Lo colocó de nuevo en la jaula y cerró la puerta. El pájaro se quedó mirando a Robin con gratitud, con sus pequeños ojos brillantes fijos en aquel hombre tan alto.
—Muy bien, Sam, es hora de dormir —dijo Robin. Apagó la luz y regresó al bar—. No creo que sufra —dijo—. Come como un condenado. Si sufriera no comería, ¿verdad?
—No entiendo de pájaros —contestó Jerry—. Pero sé que un pájaro salvaje no puede vivir enjaulado.
—Escucha, tan pronto como este saltarín se restablezca, le dejaré marchar. Es un pajarillo muy listo, con inteligencia propia. ¿Te fijaste en cómo cerró el pico cuando hubo comido algunas migas, y pidió agua?
Jerry estaba cansado. Le parecía contradictorio que un hombre como Robin fuera tan delicado con un gorrión y tan insensible con una mujer.
—¿Por qué no llamas a Amanda y le dices que el pájaro está bien? —sugirió.
—Probablemente lleva dormida dos horas —contestó Robin—. Su carrera es lo primero. Mira, no te preocupes por Amanda. Tiene mucha experiencia y conoce el mundo.
Robin se estaba sirviendo otro trago cuando Jerry se fue. Era tarde, pero decidió ir andando hasta el garaje. Le aclararía las ideas. Como obedeciendo a un impulso, se detuvo en un drugstore y llamó a Amanda.
—¡Jerry! Me alegro de que hayas llamado. Oh, Jerry, ¿se ha ido con aquella vaca, verdad?
—Para tu tranquilidad, te diré que hemos dejado a la vaca en la puerta de su casa, aproximadamente veinte minutos después de haberte marchado tú.
—Pero es muy tarde, ¿qué habéis estado haciendo? ¿Por qué no me llamaste, por lo menos, para decírmelo? Hubiera podido dormir.
—Bueno, estuvimos andando, nos paramos en un bar, después fuimos a su casa, bebimos y hablamos. Y después dimos de comer al maldito pajarillo. Cuando le dejé, me estaba elogiando sus habilidades y lo inteligente que es: sabe cuándo quiere agua.
Ella rió aliviada.
—Jerry, ¿crees que debo llamarle?
—No, Amanda.
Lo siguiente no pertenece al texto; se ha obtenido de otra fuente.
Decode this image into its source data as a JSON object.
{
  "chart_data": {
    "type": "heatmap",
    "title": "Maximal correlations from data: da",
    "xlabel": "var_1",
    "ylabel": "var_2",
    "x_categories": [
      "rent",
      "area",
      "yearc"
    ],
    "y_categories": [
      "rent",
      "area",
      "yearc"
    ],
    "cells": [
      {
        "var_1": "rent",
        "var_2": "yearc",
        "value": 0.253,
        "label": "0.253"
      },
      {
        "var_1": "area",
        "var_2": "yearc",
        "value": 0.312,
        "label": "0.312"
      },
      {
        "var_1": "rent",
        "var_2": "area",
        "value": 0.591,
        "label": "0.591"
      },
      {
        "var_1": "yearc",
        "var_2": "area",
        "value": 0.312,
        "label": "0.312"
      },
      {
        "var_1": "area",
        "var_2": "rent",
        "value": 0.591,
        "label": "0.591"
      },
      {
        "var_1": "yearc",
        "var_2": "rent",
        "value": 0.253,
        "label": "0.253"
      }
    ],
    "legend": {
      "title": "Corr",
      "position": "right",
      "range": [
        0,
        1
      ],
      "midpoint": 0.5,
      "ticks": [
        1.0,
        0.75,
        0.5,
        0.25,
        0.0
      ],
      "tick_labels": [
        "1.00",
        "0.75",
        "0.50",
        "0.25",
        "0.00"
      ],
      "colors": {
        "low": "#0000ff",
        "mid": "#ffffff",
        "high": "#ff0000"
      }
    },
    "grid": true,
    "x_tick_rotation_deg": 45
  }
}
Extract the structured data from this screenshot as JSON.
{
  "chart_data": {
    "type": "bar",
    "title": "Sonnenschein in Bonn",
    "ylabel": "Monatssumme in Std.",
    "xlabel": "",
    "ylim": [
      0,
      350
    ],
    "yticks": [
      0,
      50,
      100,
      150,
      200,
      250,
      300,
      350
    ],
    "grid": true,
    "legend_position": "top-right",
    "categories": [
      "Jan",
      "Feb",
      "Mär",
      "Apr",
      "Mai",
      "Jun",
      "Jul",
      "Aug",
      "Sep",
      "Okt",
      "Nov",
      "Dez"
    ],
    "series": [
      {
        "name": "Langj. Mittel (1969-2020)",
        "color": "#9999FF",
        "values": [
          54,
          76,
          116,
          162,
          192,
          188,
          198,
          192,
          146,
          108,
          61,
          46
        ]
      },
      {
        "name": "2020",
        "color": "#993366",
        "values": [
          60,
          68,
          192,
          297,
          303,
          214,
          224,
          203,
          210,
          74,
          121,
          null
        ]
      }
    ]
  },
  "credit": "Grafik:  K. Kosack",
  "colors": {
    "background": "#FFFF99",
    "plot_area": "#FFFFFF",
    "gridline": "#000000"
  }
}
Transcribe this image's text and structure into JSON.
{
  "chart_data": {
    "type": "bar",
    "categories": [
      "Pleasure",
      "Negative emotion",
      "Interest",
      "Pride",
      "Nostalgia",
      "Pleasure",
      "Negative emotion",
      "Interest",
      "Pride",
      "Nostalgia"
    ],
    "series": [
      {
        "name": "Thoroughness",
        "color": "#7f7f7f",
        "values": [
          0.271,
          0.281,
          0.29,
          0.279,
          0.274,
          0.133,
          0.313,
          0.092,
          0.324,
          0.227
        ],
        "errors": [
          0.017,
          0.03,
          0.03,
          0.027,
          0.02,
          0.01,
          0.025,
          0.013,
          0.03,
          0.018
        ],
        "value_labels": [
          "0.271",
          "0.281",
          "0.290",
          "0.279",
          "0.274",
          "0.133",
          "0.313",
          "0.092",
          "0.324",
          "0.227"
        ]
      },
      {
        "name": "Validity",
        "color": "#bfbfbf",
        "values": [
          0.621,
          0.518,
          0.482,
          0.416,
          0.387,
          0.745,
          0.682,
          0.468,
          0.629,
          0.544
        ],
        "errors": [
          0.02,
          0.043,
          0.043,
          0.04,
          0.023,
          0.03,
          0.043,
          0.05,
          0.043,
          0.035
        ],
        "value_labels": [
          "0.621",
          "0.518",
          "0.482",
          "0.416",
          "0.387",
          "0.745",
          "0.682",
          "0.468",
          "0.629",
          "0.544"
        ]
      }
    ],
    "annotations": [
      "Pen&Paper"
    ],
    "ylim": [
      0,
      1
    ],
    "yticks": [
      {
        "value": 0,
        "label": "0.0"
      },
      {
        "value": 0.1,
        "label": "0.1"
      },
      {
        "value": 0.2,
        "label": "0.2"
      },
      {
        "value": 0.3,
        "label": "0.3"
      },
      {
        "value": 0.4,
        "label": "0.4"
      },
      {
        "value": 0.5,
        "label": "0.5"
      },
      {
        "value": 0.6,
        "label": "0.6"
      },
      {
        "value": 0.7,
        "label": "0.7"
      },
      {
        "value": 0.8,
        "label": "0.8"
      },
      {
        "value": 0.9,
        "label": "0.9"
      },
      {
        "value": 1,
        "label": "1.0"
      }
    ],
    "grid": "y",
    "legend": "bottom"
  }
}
Tómalo con calma. Da tiempo al tiempo.
—Lo sé. Procuro hacer lo mejor que puedo. Las cosas se hacen bien automáticamente cuando el corazón no está implicado. Se toman las cosas con calma sin tener que intentarlo siquiera. Pero es distinto cuando algo te importa. Nunca me había importado nada hasta ahora. Estoy enamorada de él, Jerry.
—Procura que no se entere.
Ella rió forzadamente.
—Tiene gracia, ¿verdad? Amar a alguien y tener que ocultarlo. Tú eres un hombre, Jerry. ¿Se lo tomaba con calma tu mujer? ¿Así es como te ganó?
Él rió.
—Mary no era una primerísima modelo y yo no soy Robin Stone. Y si no vuelvo a casa, es posible que me quede sin mujer. Buenas noches, cariño.